Axial stress and strain; torsion; stresses in beams; elastic curves and deflection of beams; combined stress; columns. E MCH 213 E MCH 213 Strength of Materials (3) In this elementary course on the strength of materials the response of some simple structural components is analyzed in a consistent manner using i) equilibrium equations, ii) material law equations, and iii) the geometry of deformation. The components analyzed include rods subjected to axial loading, shafts loaded in torsion, slender beams in bending, thin-walled pressure vessels, slender columns susceptible to buckling, as well as some more complex structures and loads where stress transformations are used to determine principal stresses and the maximum shear stress. The free body diagram is indispensable in each of these applications for relating the applied loads to the internal forces and moments and plotting internal force diagrams. Material behavior is restricted to be that of materials in the linear elastic range. A description of the geometry of deformation is necessary to determine internal forces and moments in statically indeterminate problems. The underlying mathematics are boundary value problems where governing differential equations are solved subject to known boundary conditions.
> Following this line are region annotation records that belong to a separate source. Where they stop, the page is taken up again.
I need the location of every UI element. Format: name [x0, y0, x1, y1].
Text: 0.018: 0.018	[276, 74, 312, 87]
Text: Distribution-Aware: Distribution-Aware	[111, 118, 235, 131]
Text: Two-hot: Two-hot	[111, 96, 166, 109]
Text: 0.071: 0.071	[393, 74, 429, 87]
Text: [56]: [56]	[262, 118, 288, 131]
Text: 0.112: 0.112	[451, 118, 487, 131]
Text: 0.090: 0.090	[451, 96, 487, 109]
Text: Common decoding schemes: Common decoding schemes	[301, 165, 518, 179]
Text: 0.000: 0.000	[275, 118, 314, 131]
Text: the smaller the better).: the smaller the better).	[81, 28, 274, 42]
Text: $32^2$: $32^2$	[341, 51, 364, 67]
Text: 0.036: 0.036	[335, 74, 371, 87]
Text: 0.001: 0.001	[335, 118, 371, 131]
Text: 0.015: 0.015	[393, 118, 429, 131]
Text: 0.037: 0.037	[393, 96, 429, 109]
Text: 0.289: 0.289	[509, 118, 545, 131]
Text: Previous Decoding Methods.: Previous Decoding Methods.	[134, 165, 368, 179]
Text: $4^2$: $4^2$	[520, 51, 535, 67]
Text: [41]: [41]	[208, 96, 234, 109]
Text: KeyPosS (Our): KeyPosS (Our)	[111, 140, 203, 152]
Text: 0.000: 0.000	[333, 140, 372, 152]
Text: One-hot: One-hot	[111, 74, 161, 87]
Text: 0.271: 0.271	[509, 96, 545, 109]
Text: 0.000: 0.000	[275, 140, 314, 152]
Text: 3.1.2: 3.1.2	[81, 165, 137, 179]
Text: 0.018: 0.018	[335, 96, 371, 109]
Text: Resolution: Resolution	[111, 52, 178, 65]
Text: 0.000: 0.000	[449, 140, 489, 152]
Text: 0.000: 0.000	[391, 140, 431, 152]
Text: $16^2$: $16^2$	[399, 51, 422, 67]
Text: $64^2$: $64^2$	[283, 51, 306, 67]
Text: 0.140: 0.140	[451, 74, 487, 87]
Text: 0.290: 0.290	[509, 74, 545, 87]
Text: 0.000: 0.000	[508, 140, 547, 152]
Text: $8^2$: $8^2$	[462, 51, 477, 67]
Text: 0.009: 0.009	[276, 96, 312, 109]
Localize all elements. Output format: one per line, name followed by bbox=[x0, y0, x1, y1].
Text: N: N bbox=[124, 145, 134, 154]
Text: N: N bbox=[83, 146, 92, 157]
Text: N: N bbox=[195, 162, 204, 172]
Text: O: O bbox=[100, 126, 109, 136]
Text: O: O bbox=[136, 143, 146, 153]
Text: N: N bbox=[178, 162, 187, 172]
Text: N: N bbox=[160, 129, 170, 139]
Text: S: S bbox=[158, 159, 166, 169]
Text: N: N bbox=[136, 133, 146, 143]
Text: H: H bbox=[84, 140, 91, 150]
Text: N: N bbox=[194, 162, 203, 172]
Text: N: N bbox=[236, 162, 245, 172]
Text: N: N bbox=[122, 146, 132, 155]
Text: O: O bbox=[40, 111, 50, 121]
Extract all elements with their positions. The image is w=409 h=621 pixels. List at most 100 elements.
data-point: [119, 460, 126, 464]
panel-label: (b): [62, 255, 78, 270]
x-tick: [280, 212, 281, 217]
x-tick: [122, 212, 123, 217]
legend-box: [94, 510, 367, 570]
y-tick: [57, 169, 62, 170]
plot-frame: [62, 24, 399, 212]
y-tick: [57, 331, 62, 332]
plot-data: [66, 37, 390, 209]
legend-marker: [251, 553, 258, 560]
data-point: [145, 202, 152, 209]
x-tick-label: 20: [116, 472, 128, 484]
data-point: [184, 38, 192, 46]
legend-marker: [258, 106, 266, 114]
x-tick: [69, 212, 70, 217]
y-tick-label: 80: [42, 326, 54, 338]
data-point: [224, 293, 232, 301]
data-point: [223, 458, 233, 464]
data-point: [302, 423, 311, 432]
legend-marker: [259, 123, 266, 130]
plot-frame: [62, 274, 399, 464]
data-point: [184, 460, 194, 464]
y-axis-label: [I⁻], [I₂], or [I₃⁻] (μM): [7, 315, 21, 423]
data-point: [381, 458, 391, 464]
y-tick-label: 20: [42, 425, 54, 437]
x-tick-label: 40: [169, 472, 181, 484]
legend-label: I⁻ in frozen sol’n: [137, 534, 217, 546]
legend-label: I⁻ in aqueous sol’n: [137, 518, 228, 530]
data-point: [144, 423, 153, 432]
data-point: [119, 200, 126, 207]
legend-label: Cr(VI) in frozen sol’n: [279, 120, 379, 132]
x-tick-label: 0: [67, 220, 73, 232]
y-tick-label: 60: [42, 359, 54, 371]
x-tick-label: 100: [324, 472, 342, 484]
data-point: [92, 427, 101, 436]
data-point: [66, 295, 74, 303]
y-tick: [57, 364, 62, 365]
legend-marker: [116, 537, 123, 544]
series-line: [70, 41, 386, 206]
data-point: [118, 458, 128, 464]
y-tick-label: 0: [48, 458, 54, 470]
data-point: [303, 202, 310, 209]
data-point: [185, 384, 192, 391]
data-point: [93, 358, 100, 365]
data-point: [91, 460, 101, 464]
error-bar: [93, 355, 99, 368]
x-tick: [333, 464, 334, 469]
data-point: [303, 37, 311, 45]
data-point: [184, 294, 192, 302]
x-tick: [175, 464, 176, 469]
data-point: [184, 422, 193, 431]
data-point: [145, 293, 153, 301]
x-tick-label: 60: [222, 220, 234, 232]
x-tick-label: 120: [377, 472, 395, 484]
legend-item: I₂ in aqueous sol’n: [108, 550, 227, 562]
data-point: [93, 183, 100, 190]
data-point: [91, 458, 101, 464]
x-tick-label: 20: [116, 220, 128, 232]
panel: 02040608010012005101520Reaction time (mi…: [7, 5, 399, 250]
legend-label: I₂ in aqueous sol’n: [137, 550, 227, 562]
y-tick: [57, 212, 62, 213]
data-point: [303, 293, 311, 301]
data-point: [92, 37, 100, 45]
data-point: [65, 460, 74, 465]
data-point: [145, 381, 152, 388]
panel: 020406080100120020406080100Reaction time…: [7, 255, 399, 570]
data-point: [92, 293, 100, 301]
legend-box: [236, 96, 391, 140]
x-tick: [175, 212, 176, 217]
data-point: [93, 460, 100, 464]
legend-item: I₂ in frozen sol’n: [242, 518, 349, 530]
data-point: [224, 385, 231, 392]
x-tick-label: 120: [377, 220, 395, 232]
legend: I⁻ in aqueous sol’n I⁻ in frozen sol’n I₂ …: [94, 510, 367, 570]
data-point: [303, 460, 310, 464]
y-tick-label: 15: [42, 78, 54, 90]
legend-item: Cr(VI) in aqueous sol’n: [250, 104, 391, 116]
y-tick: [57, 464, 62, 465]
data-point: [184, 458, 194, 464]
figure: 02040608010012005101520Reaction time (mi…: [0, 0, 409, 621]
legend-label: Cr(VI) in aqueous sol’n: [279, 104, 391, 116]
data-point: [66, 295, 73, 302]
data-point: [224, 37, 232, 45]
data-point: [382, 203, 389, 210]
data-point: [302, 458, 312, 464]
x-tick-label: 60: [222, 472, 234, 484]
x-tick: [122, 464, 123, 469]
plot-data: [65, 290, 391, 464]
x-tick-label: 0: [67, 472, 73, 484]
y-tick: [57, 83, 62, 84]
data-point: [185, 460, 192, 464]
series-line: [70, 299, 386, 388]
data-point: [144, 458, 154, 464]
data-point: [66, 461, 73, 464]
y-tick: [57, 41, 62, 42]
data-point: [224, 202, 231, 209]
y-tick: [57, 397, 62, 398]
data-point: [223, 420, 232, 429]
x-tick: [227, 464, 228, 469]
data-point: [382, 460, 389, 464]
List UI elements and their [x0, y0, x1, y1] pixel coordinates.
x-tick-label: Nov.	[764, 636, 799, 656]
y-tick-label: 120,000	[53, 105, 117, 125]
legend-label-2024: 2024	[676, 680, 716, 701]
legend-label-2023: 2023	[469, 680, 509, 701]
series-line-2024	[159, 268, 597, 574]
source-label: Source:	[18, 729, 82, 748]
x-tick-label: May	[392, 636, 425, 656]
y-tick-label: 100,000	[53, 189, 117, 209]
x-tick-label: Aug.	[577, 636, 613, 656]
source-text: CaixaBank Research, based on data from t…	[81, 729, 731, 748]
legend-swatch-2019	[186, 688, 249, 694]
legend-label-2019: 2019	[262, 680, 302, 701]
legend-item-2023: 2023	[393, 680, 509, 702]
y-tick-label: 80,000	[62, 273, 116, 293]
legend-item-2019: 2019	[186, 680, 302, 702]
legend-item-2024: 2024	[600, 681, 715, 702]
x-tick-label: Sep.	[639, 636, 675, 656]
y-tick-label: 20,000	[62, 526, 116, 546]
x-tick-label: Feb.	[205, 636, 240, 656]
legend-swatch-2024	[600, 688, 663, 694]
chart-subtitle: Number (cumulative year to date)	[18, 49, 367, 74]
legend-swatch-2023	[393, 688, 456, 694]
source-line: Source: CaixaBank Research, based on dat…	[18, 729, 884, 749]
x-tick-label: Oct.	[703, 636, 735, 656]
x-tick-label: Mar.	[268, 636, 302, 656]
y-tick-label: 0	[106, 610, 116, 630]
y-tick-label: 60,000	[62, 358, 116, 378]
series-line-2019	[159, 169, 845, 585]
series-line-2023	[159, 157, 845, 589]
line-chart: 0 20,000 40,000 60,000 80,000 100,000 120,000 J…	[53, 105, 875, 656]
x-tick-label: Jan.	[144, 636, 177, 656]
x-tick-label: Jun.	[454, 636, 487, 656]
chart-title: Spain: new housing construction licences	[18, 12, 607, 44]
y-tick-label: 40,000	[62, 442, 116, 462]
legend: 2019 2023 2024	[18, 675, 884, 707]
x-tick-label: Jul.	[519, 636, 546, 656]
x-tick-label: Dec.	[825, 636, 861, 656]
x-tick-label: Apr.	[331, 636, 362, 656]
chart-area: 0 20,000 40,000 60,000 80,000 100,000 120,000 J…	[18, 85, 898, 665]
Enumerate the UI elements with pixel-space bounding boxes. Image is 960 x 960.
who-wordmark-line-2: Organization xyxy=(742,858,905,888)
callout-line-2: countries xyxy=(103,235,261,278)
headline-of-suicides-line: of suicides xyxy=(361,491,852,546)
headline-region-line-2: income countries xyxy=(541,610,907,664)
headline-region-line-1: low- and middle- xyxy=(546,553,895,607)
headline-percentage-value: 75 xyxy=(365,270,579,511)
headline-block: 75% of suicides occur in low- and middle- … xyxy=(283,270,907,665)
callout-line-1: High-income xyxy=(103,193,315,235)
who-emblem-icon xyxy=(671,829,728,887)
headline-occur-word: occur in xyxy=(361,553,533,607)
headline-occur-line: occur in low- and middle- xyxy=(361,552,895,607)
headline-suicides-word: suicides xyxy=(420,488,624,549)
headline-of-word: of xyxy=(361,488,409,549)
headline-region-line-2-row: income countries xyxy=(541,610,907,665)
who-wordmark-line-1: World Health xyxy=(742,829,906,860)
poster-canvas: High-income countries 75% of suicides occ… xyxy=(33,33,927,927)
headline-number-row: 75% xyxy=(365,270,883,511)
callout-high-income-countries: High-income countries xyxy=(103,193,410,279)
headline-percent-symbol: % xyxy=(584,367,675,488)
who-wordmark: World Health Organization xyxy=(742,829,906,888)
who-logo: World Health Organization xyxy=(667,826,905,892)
Students will be able to:a) Identify kinematic modes of deformation (axial, bending, torsional, buckling and two dimensional) and associated stress states on infinitesimal elements and sketch stress distribution over cross sections b) Analyze determinate and indeterminate problems to determine fundamental stress states associated with kinematic modes of deformation c) Apply strength of materials equations (and formulas) to the solution of engineering and design problems d) Recognize and extract fundamental modes in combined loading and do the appropriate stress analysis e) Extract material properties (modulus of elasticity, yield stress, Poisson's ratio) from data and apply these in the solution of problems f) Calculate the geometric properties (moments of inertia, centroids, etc) of structural elements and apply these in the solution of problems.which will enable them to solve real engineering problems.